I examine our respective bumpers. “Doesn’t look too bad,” I say, trying to cut a quick deal. “Maybe we don’t need to get our insurance companies involved.”

He’s still angry, but I can tell he’d just as soon not wait for the police or see his premiums go up. “Papers,” he says with a modicum of compromise. “Show me your papers.”

“They’re just in the car,” I say, sensing that I may be able to talk my way out of this mess after all. “I’ll get them for you.”

He follows me, perhaps worried that I’ll try to make a break for it. I open the passenger door and reach for the glovebox. Marla is gasping for air now, her hands splayed across the dashboard.

“Are you okay?” I ask her, knowing full well that she’s not. There’s a panic in her eyes that I recognize. I last saw it in Helen in the weeks before she died.

The cabbie sees it too. “Hey, lady, I not hit your car so hard,” he says, suddenly worried that a case for personal injury is about to be made against him.

“Just try to take a deep breath,” I tell her.

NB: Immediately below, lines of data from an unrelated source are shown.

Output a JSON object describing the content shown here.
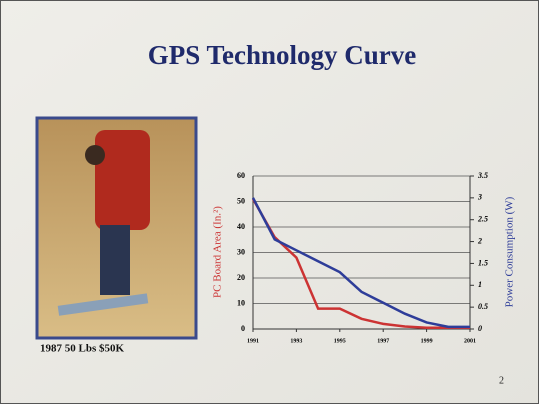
{
  "chart_data": {
    "type": "line",
    "title": "GPS Technology Curve",
    "x": [
      1991,
      1992,
      1993,
      1994,
      1995,
      1996,
      1997,
      1998,
      1999,
      2000,
      2001
    ],
    "xlim": [
      1991,
      2001
    ],
    "xticks": [
      1991,
      1993,
      1995,
      1997,
      1999,
      2001
    ],
    "ylim": [
      0,
      60
    ],
    "yticks": [
      0,
      10,
      20,
      30,
      40,
      50,
      60
    ],
    "y2lim": [
      0,
      3.5
    ],
    "y2ticks": [
      0,
      0.5,
      1,
      1.5,
      2,
      2.5,
      3,
      3.5
    ],
    "ylabel": "PC Board Area (In.²)",
    "y2label": "Power Consumption (W)",
    "grid": true,
    "series": [
      {
        "color": "#cc3333",
        "values": [
          51,
          36,
          28,
          8,
          8,
          4,
          2,
          1,
          0.5,
          0.5,
          0.5
        ]
      },
      {
        "color": "#2e3d99",
        "axis": "y2",
        "values": [
          3.0,
          2.05,
          1.8,
          1.55,
          1.3,
          0.85,
          0.6,
          0.35,
          0.15,
          0.05,
          0.05
        ]
      }
    ]
  },
  "caption": "1987  50 Lbs  $50K",
  "page_number": "2"
}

It’s no good. Her translucent complexion is turning an even more ghostly shade of white.

I realize this has nothing to do with our trivial collision.

I turn to the cabbie. “Where’s the nearest hospital?”

“You follow,” he says, heading back to his taxi. “I take you there.”

As I help Marla around to the passenger side, I wonder whether I should have asked him to call an ambulance instead. She grips my arm like a vice, her lungs straining, fear still floating in her eyes. At one point, she leans against me heavily, and I’m afraid she’s about to pass out, but then she recovers. The cabbie’s already edging back into traffic by the time I get her strapped in, so I scramble around to the driver’s side and slide behind the wheel, not even bothering to adjust the mirrors.